Significantly increased incidences of squamous cell carcinoma (gingival) of the oral mucosa were seen at the end of the 2-year study and were accompanied by increased incidences of gingival squamous hyperplasia.
In the pancreas at 53 weeks, the incidence of acinar cytoplasmic vacuolization was significantly increased in the highest dose group. At 2 years, increased incidences of acinar atrophy and acinar cytoplasmic vacuolization were seen in addition to pancreatic acinar neoplasms in dosed groups. In Groups 5 and 7, these incidences exceeded the historical vehicle control ranges.
In the uterus at 2 years, there was a marginal increase in the incidence of squamous cell carcinoma in Group 5.
Numerous nonneoplastic effects were seen in other organs at the interim time points including atrophy of the thymus and follicular cell hypertrophy of the thyroid gland. These responses were also affected by administration of the mixture of PCB 126 and PCB 153 at the end of the 2-year study and were accompanied by additional nonneoplastic responses in numerous organs including atrophy of the adrenal cortex and cortical hyperplasia, severity of nephropathy, and incidences of pigmentation of the kidney. Other nonneoplastic lesions that were treatment related were forestomach hyperplasia, hyperplasia of the nasal respiratory epithelium, metaplasia of the olfactory epithelium, and ectasia of the mandibular lymph node.
Varying ratio mixture of PCB 126 and PCB 153
An effect of increasing the proportion of PCB 153 in the PCB mixture was seen in several tissues, most notably in the liver. Treatment-related nonneoplastic effects seen across the varying ratio groups were generally the same as those seen in the constant ratio groups. In general there was a positive effect of PCB 153 in the mixture on the incidences and severities of these lesions with higher incidences and higher severities being seen in Group 6, which had the highest proportion of PCB 153. A significant positive effect of increasing the proportion of PCB 153 in the PCB mixture was seen for hepatocyte hypertrophy, cholangiofibrosis, eosinophilic focus, clear cell focus, basophilic focus, diffuse and focal fatty change, bile duct hyperplasia, and hematopoietic cell proliferation. In contrast, the incidences of pigmentation decreased with increasing proportions of PCB 153.
At 2 years, there was a significant positive effect of increasing PCB 153 in the mixture on the incidences of hepatocellular adenoma and cholangiocarcinoma. In addition, hepatocholangiomas were observed only in Groups 5 and 6.

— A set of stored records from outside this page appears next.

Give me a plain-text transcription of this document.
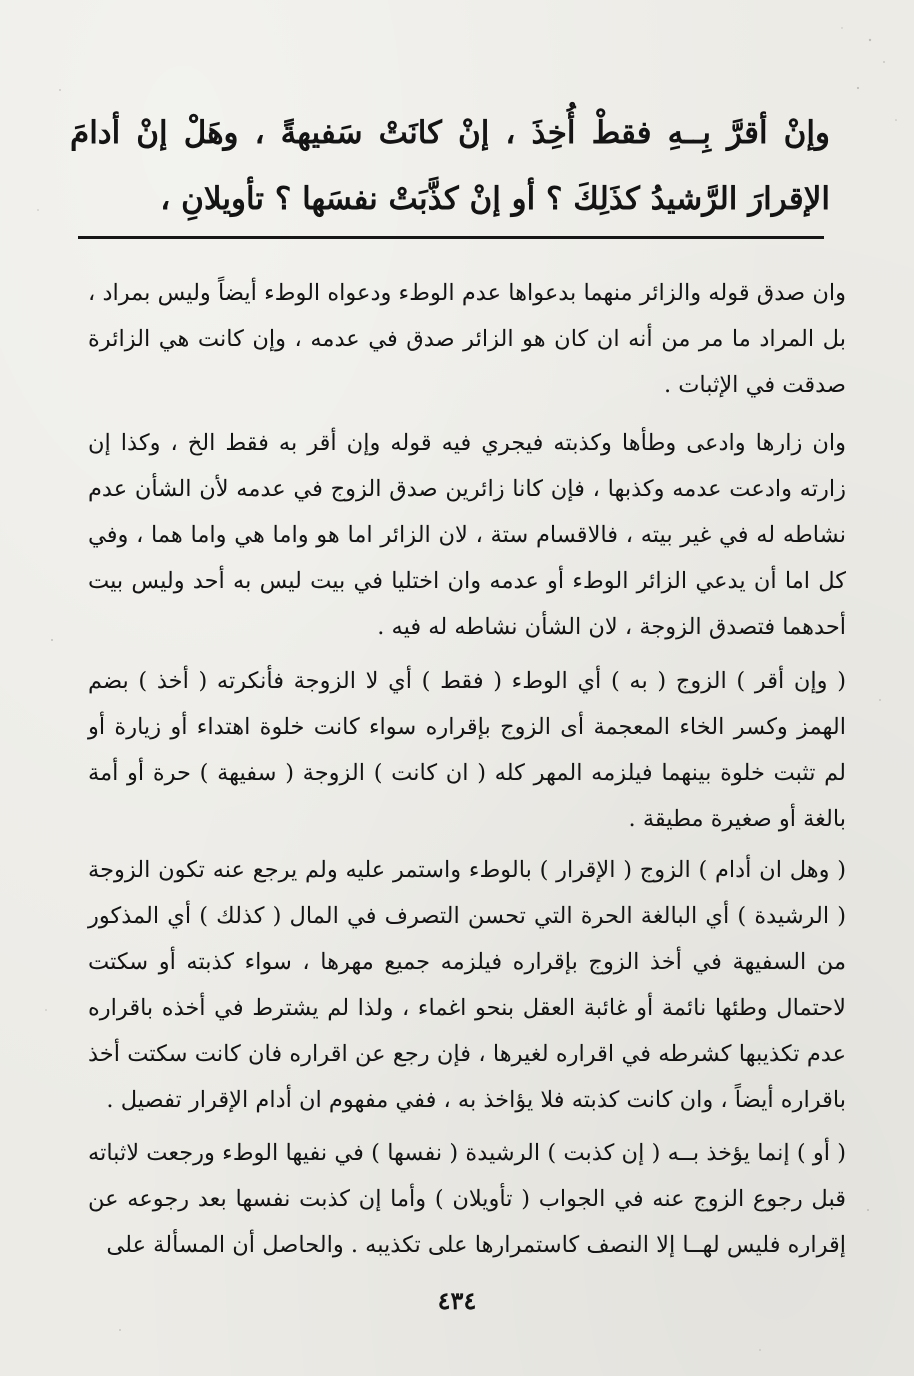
وإنْ أقرَّ بِــهِ فقطْ أُخِذَ ، إنْ كانَتْ سَفيهةً ، وهَلْ إنْ أدامَ الإقرارَ الرَّشيدُ كذَلِكَ ؟ أو إنْ كذَّبَتْ نفسَها ؟ تأويلانِ ،

وان صدق قوله والزائر منهما بدعواها عدم الوطء ودعواه الوطء أيضاً وليس بمراد ، بل المراد ما مر من أنه ان كان هو الزائر صدق في عدمه ، وإن كانت هي الزائرة صدقت في الإثبات .

وان زارها وادعى وطأها وكذبته فيجري فيه قوله وإن أقر به فقط الخ ، وكذا إن زارته وادعت عدمه وكذبها ، فإن كانا زائرين صدق الزوج في عدمه لأن الشأن عدم نشاطه له في غير بيته ، فالاقسام ستة ، لان الزائر اما هو واما هي واما هما ، وفي كل اما أن يدعي الزائر الوطء أو عدمه وان اختليا في بيت ليس به أحد وليس بيت أحدهما فتصدق الزوجة ، لان الشأن نشاطه له فيه .

( وإن أقر ) الزوج ( به ) أي الوطء ( فقط ) أي لا الزوجة فأنكرته ( أخذ ) بضم الهمز وكسر الخاء المعجمة أى الزوج بإقراره سواء كانت خلوة اهتداء أو زيارة أو لم تثبت خلوة بينهما فيلزمه المهر كله ( ان كانت ) الزوجة ( سفيهة ) حرة أو أمة بالغة أو صغيرة مطيقة .

( وهل ان أدام ) الزوج ( الإقرار ) بالوطء واستمر عليه ولم يرجع عنه تكون الزوجة ( الرشيدة ) أي البالغة الحرة التي تحسن التصرف في المال ( كذلك ) أي المذكور من السفيهة في أخذ الزوج بإقراره فيلزمه جميع مهرها ، سواء كذبته أو سكتت لاحتمال وطئها نائمة أو غائبة العقل بنحو اغماء ، ولذا لم يشترط في أخذه باقراره عدم تكذيبها كشرطه في اقراره لغيرها ، فإن رجع عن اقراره فان كانت سكتت أخذ باقراره أيضاً ، وان كانت كذبته فلا يؤاخذ به ، ففي مفهوم ان أدام الإقرار تفصيل .

( أو ) إنما يؤخذ بــه ( إن كذبت ) الرشيدة ( نفسها ) في نفيها الوطء ورجعت لاثباته قبل رجوع الزوج عنه في الجواب ( تأويلان ) وأما إن كذبت نفسها بعد رجوعه عن إقراره فليس لهــا إلا النصف كاستمرارها على تكذيبه . والحاصل أن المسألة على

٤٣٤
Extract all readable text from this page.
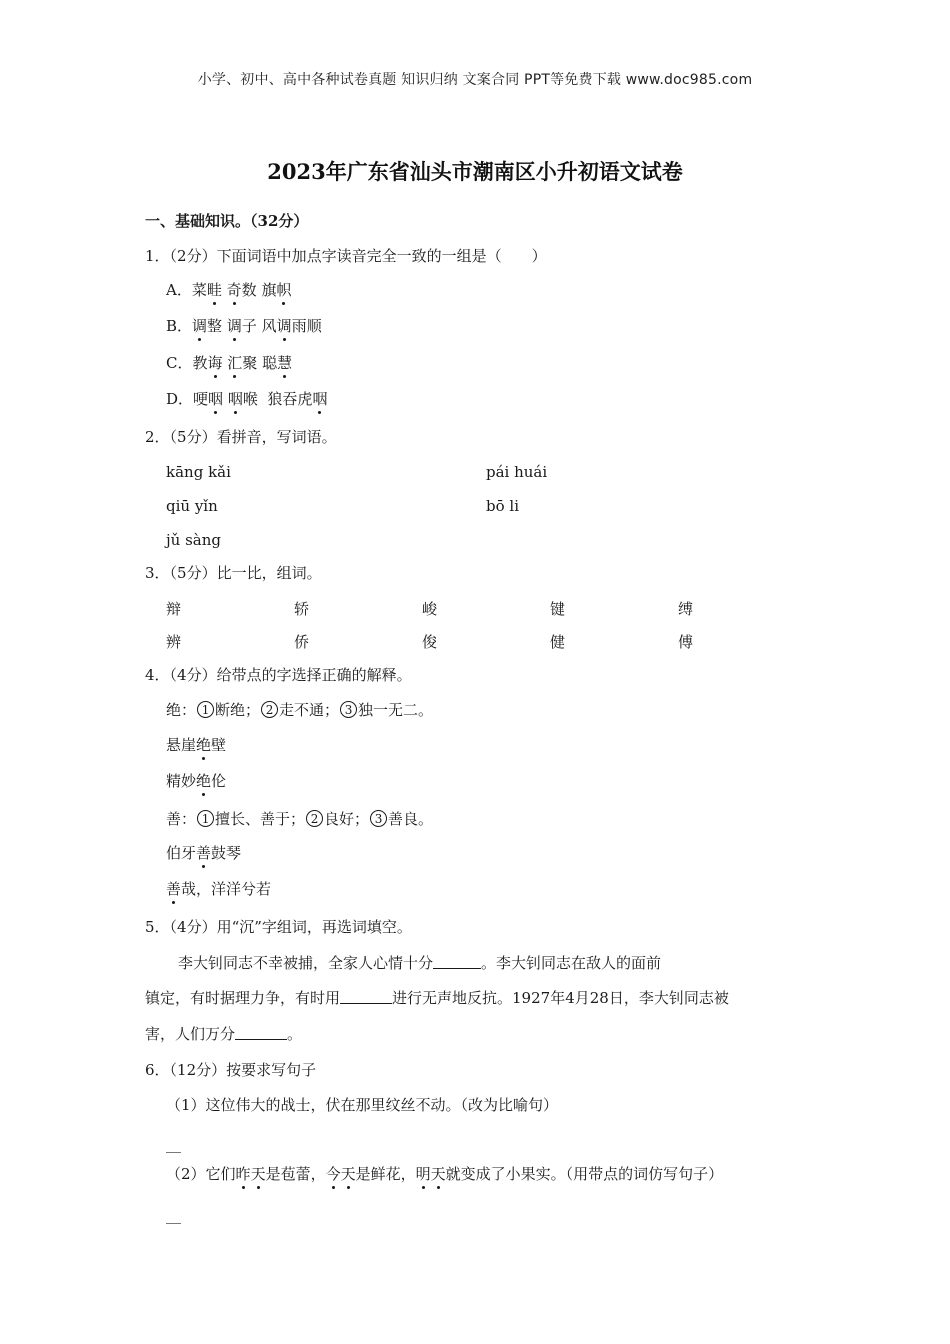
小学、初中、高中各种试卷真题 知识归纳 文案合同 PPT等免费下载 www.doc985.com
2023年广东省汕头市潮南区小升初语文试卷
一、基础知识。（32分）
1．（2分）下面词语中加点字读音完全一致的一组是（　　）
A．菜畦 奇数 旗帜
B．调整 调子 风调雨顺
C．教诲 汇聚 聪慧
D．哽咽 咽喉 狼吞虎咽
2．（5分）看拼音，写词语。
kāng kǎi	pái huái
qiū yǐn	bō li
jǔ sàng
3．（5分）比一比，组词。
辩	轿	峻	键	缚
辨	侨	俊	健	傅
4．（4分）给带点的字选择正确的解释。
绝： 1 断绝； 2 走不通； 3 独一无二。
悬崖绝壁
精妙绝伦
善： 1 擅长、善于； 2 良好； 3 善良。
伯牙善鼓琴
善哉，洋洋兮若
5．（4分）用“沉”字组词，再选词填空。
李大钊同志不幸被捕，全家人心情十分	。李大钊同志在敌人的面前
镇定，有时据理力争，有时用	进行无声地反抗。1927年4月28日，李大钊同志被
害，人们万分	。
6．（12分）按要求写句子
（1）这位伟大的战士，伏在那里纹丝不动。（改为比喻句）
__
（2）它们昨天是苞蕾，今天是鲜花，明天就变成了小果实。（用带点的词仿写句子）
__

A significant effect of increasing the proportion of PCB 153 in the PCB mixture was also seen for nonneoplastic lesions in the lung (bronchiolar metaplasia of alveolar epithelium), pancreas (acinar cytoplasmic vacuolization), thyroid gland (follicular cell hypertrophy) and kidney (pigmentation and pelvic inflammation of the kidney).
Under the conditions of this 2-year gavage study there was clear evidence of carcinogenic activity of a constant ratio binary mixture of PCB 126 and PCB 153 in female Harlan Sprague-Dawley rats based on increased incidences of cholangiocarcinoma, hepatocholangioma, and hepatocellular neoplasms (predominantly adenomas) of the liver, squamous neoplasms of the lung (predominantly cystic keratinizing epithelioma), and gingival squamous cell carcinoma of the oral mucosa. Increased incidences of pancreatic acinar neoplasms were also considered to be related to administration of the binary mixture of PCB 126 and PCB 153. The increased incidences of uterine squamous cell carcinoma may have been related to administration of the binary mixture of PCB 126 and PCB 153.
Administration of the binary mixture of PCB 126 and PCB 153 caused increased incidences of nonneoplastic lesions in the liver, lung, oral mucosa, pancreas, adrenal cortex, thyroid gland, thymus, kidney, nose, and forestomach.